Hugh Of St Victor (c. 1078-1141), mystic philosopher, was probably born at Hartingam, in Saxony. After spending some time in a house of canons regular at Hamersleben, in Saxony, where he completed his studies, he removed to the abbey of St Victor at Marseilles, and thence to the abbey of St Victor in Paris. Of this last house he rose to be canon, in 1125 scholasticus, and perhaps even prior, and it was there that he died on the 11th of February 1141. His eloquence and his writings earned for him a renown and influence which far exceeded St Bernard’s, and which held its ground until the advent of the Thomist philosophy. Hugh was more especially the initiator of a movement of ideas—the mysticism of the school of St Victor—which filled the whole of the second part of the 12th century. “The mysticism which he inaugurated,” says Ch. V. Langlois, “is learned, unctuous, ornate, florid, a mysticism which never indulges in dangerous temerities; it is the orthodox mysticism of a subtle and prudent rhetorician.” This tendency undoubtedly shows a marked reaction from the contentious theology of Roscellinus and Abelard. For Hugh of St Victor dialectic was both insufficient and perilous. Yet he did not profess the haughty contempt for science and philosophy which his followers the Victorines expressed; he regarded knowledge, not as an end in itself, but as the vestibule of the mystic life. The reason, he thought, was but an aid to the understanding of the truths which faith reveals. The ascent towards God and the functions of the “threefold eye of the soul”—cogitatio, meditatio and contemplatio—were minutely taught by him in language which is at once precise and symbolical.
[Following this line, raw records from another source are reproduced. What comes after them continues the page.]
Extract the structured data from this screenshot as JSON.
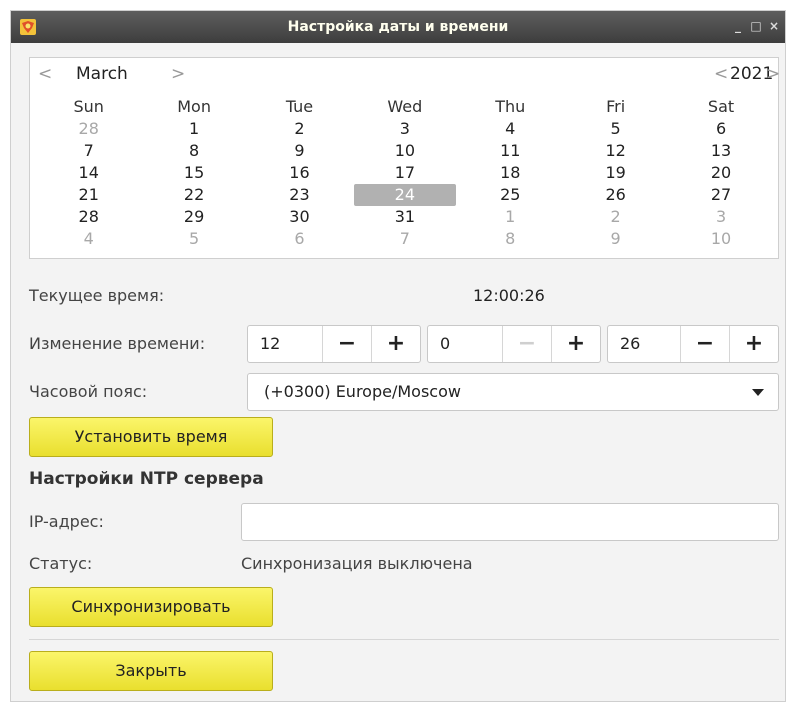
{
  "window": {
    "title": "Настройка даты и времени",
    "controls": {
      "minimize": "_",
      "maximize": "□",
      "close": "×"
    }
  },
  "calendar": {
    "month": "March",
    "year": "2021",
    "nav": {
      "prev": "<",
      "next": ">"
    },
    "weekdays": [
      "Sun",
      "Mon",
      "Tue",
      "Wed",
      "Thu",
      "Fri",
      "Sat"
    ],
    "weeks": [
      [
        {
          "d": "28",
          "o": true
        },
        {
          "d": "1"
        },
        {
          "d": "2"
        },
        {
          "d": "3"
        },
        {
          "d": "4"
        },
        {
          "d": "5"
        },
        {
          "d": "6"
        }
      ],
      [
        {
          "d": "7"
        },
        {
          "d": "8"
        },
        {
          "d": "9"
        },
        {
          "d": "10"
        },
        {
          "d": "11"
        },
        {
          "d": "12"
        },
        {
          "d": "13"
        }
      ],
      [
        {
          "d": "14"
        },
        {
          "d": "15"
        },
        {
          "d": "16"
        },
        {
          "d": "17"
        },
        {
          "d": "18"
        },
        {
          "d": "19"
        },
        {
          "d": "20"
        }
      ],
      [
        {
          "d": "21"
        },
        {
          "d": "22"
        },
        {
          "d": "23"
        },
        {
          "d": "24",
          "s": true
        },
        {
          "d": "25"
        },
        {
          "d": "26"
        },
        {
          "d": "27"
        }
      ],
      [
        {
          "d": "28"
        },
        {
          "d": "29"
        },
        {
          "d": "30"
        },
        {
          "d": "31"
        },
        {
          "d": "1",
          "o": true
        },
        {
          "d": "2",
          "o": true
        },
        {
          "d": "3",
          "o": true
        }
      ],
      [
        {
          "d": "4",
          "o": true
        },
        {
          "d": "5",
          "o": true
        },
        {
          "d": "6",
          "o": true
        },
        {
          "d": "7",
          "o": true
        },
        {
          "d": "8",
          "o": true
        },
        {
          "d": "9",
          "o": true
        },
        {
          "d": "10",
          "o": true
        }
      ]
    ]
  },
  "time": {
    "current_label": "Текущее время:",
    "current_value": "12:00:26",
    "change_label": "Изменение времени:",
    "hours": "12",
    "minutes": "0",
    "seconds": "26",
    "minus": "−",
    "plus": "+",
    "timezone_label": "Часовой пояс:",
    "timezone_value": "(+0300) Europe/Moscow",
    "set_button": "Установить время"
  },
  "ntp": {
    "title": "Настройки NTP сервера",
    "ip_label": "IP-адрес:",
    "ip_value": "",
    "status_label": "Статус:",
    "status_value": "Синхронизация выключена",
    "sync_button": "Синхронизировать"
  },
  "footer": {
    "close_button": "Закрыть"
  }
}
Manuscript copies of his works abound, and are to be found in almost every library which possesses a collection of ancient writings. The works themselves are very numerous and very diverse. The middle ages attributed to him sixty works, and the edition in Migne’s Patr. Lat. vols. clxxv.-clxxvii. (Paris, 1854) contains no fewer than forty-seven treatises, commentaries and collections of sermons. Of that number, however, B. Hauréau (Les Œuvres de Hugues de St Victor (1st ed., Paris, 1859; 2nd ed., Paris, 1886) contests the authenticity of several, which he ascribes with some show of probability to Hugh of Fouilloi, Robert Paululus or others. Among those works with which Hugh of St Victor may almost certainly be credited may be mentioned the celebrated De sacramentis christianae fidei; the Didascalicon de studio legendi; the treatises on mysticism entitled Soliloquium de arrha animae, De contemplatione et ejus operibus, Aureum de meditando opusculum, De arca Noë morali, De arca Noë mystica, De vanitate mundi, De arrha animae, De amore sponsi ad sponsam, &c.; the introduction (Praenotatiunculae) to the study of the Scriptures; homilies on the book of Ecclesiastes; commentaries on other books of the Bible, e.g. the Pentateuch, Judges, Kings, Jeremiah, &c.
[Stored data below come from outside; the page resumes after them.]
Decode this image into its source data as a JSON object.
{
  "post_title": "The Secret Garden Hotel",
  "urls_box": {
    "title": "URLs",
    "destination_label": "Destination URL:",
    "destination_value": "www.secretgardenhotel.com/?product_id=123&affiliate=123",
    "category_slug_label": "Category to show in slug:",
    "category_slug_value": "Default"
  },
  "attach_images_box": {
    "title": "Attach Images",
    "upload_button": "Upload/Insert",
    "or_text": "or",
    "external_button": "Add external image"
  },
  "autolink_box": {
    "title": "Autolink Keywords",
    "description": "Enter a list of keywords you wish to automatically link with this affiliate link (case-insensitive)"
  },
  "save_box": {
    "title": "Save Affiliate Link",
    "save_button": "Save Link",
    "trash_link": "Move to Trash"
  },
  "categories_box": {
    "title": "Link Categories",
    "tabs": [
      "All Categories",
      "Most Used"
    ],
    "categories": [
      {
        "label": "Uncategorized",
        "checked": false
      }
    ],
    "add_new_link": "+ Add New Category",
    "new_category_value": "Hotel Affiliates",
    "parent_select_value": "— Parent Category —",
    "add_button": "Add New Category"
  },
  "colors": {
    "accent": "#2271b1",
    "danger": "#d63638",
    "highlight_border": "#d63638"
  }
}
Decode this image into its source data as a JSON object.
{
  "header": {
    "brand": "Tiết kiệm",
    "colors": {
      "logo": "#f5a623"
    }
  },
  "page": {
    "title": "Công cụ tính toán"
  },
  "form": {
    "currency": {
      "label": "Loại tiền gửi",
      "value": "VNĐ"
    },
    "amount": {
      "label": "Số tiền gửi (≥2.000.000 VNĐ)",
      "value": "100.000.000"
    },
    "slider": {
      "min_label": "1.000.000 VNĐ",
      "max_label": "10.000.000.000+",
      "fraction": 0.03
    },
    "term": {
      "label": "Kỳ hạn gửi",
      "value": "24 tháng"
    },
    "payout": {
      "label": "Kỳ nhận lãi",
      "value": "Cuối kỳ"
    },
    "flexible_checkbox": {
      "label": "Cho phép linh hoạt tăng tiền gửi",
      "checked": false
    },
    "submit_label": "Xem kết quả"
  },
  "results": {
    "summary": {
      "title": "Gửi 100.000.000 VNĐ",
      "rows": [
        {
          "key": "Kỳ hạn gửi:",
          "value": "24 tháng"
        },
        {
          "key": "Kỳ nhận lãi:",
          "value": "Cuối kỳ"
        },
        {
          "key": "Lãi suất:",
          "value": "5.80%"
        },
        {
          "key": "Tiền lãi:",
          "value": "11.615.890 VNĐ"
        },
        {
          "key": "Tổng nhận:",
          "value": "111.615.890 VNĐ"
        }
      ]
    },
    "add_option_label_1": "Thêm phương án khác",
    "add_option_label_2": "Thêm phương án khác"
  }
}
See B. Hauréau, op. cit. and Notices et extraits des MSS. latins de la Bibliothèque Nationale, passim; De Wulf, Histoire de la philosophie médiévale (Louvain, 1900), pp. 220-221; article by H. Denifle in Archiv für Literatur und Kirchengeschichte des Mittelalters, iii. 634-640 (1887); A. Mignon, Les Origines de la scholastique et Hugues de St Victor (Paris, 1895); J. Kilgenstein, Die Gotteslehre des Hugo von St Victor (1898).